Centralised Monitoring System Of India Needs Parliamentary Oversight

All the Blogspot users of India must have noticed that their Blogs, both hosted and free one, were inaccessible for many hours. While Google’s Help Forum was flooded with queries and complaints, Google preferred to keep a mum and till date it has not come out with an answer in this regard.

Google has neither confirmed nor denied that Blogspot was blocked in India or it faced any technical glitch. However, a very educated and technical guess attributes this non availability of Blogspot to “experimental blocking” by the government of India.

So how this experimental blocking took place? This experimental blocking may have taken place with the help of the central monitoring system (CMS) of the government of India. CMS is one of the initiatives suggested by Kapil Sibal, Minister of Communication and Information Technology (MCIT). However, Kapil Sibal failed to provide any procedural and constitutional safeguards to prevent the abuse of this system.

In the meantime, the Cabinet Committee on Security (CCS) has suggested that phone tapping should be done directly from the Centre without the involvement of the telecom operators. Realising that constitutional impediments would be there, the CCS has already played the card of national security and claimed that since the proposal is related to national security, public accountability is not relevant.

This approach of CCS and MCIT is clearly unconstitutional and CCS must play a more positive and pro active role regarding protecting civil liberties of Indians. India presently does not have a constitutionally sound phone tapping and lawful interception law. Even privacy laws are missing in India.

In these circumstance, there is an urgent need of Parliamentary Oversight of projects like Aadhar/UID, national intelligence grid (Natgrid), criminal tracking network and systems (CCTNS), CMS, etc.

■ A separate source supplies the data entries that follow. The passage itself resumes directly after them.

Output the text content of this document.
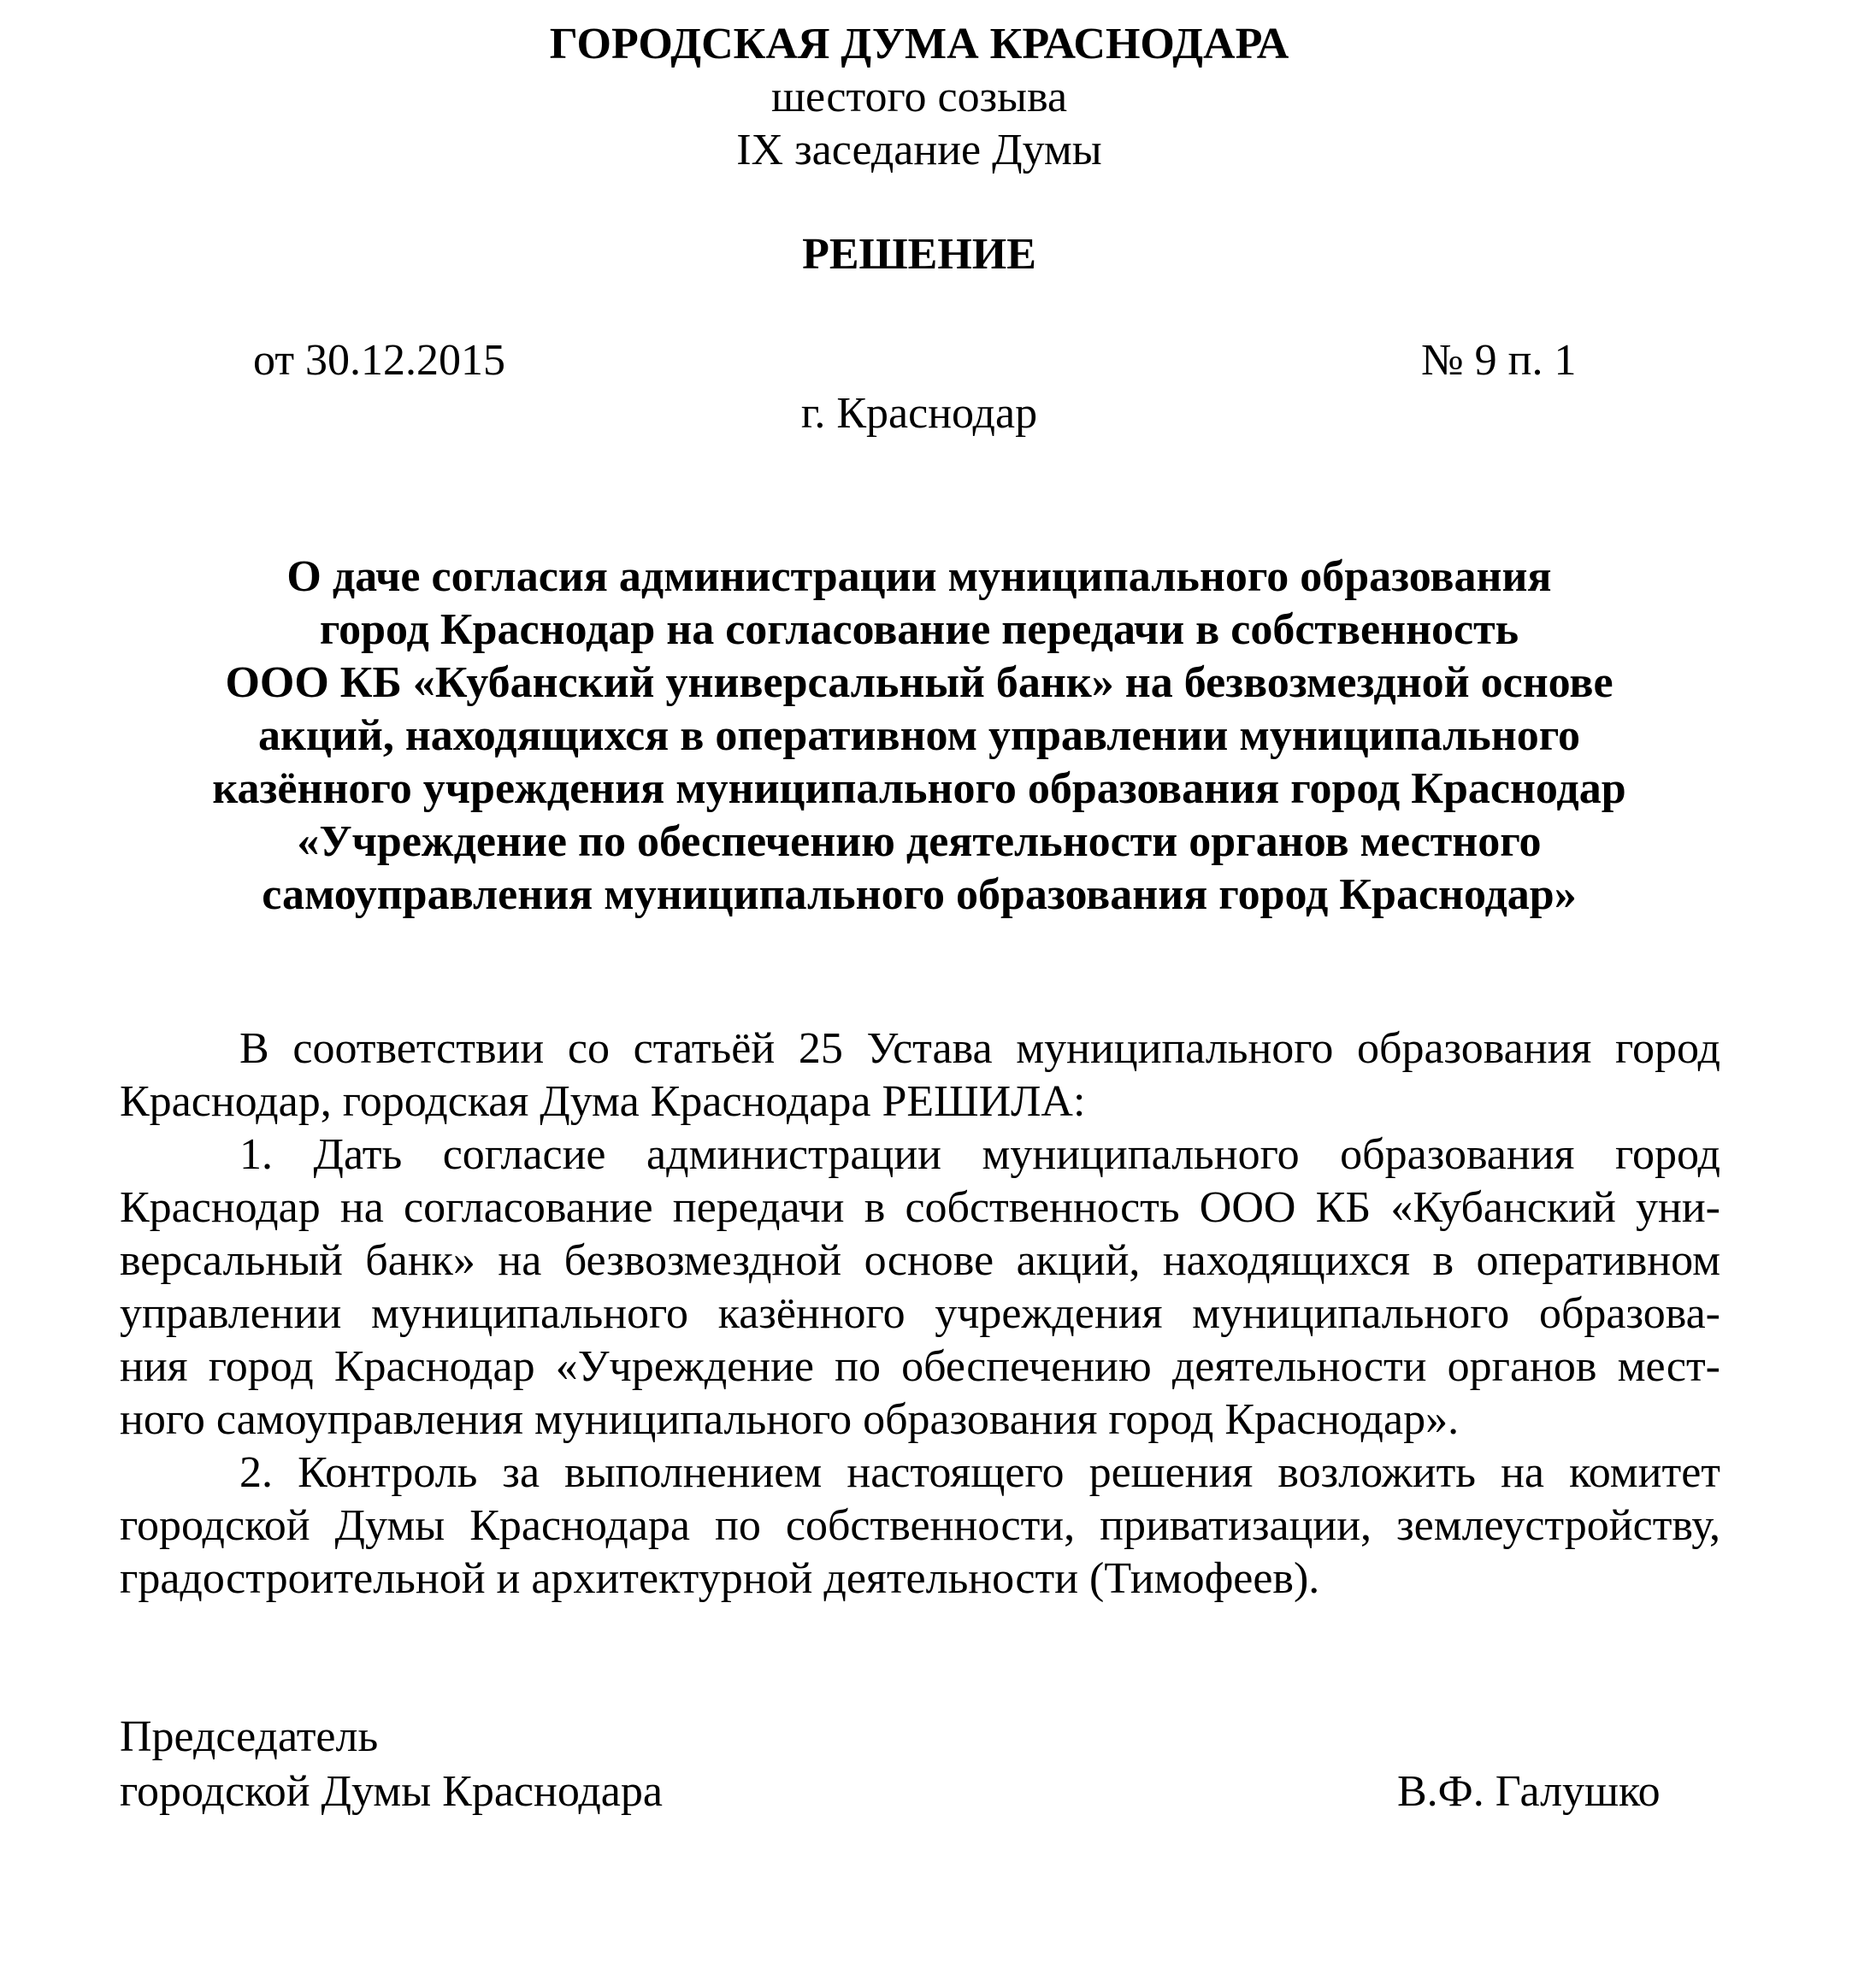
ГОРОДСКАЯ ДУМА КРАСНОДАРА
шестого созыва
IX заседание Думы
РЕШЕНИЕ
от 30.12.2015	№ 9 п. 1
г. Краснодар
О даче согласия администрации муниципального образования
город Краснодар на согласование передачи в собственность
ООО КБ «Кубанский универсальный банк» на безвозмездной основе
акций, находящихся в оперативном управлении муниципального
казённого учреждения муниципального образования город Краснодар
«Учреждение по обеспечению деятельности органов местного
самоуправления муниципального образования город Краснодар»
В соответствии со статьёй 25 Устава муниципального образования город
Краснодар, городская Дума Краснодара РЕШИЛА:
1. Дать согласие администрации муниципального образования город
Краснодар на согласование передачи в собственность ООО КБ «Кубанский уни-
версальный банк» на безвозмездной основе акций, находящихся в оперативном
управлении муниципального казённого учреждения муниципального образова-
ния город Краснодар «Учреждение по обеспечению деятельности органов мест-
ного самоуправления муниципального образования город Краснодар».
2. Контроль за выполнением настоящего решения возложить на комитет
городской Думы Краснодара по собственности, приватизации, землеустройству,
градостроительной и архитектурной деятельности (Тимофеев).
Председатель
городской Думы Краснодара	В.Ф. Галушко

This is more so when the Executive branch of Indian constitution has literally hijacked the constitution and there is no provision for “judicial review” of phone tapping and other unlawful interceptions made by the Indian government and its agencies.

These projects and activities of Indian government and its agencies only prove that India is witnessing a complete “constitutional failure” and if Indian government still does not wakes up, it would be too late to do anything in this regard.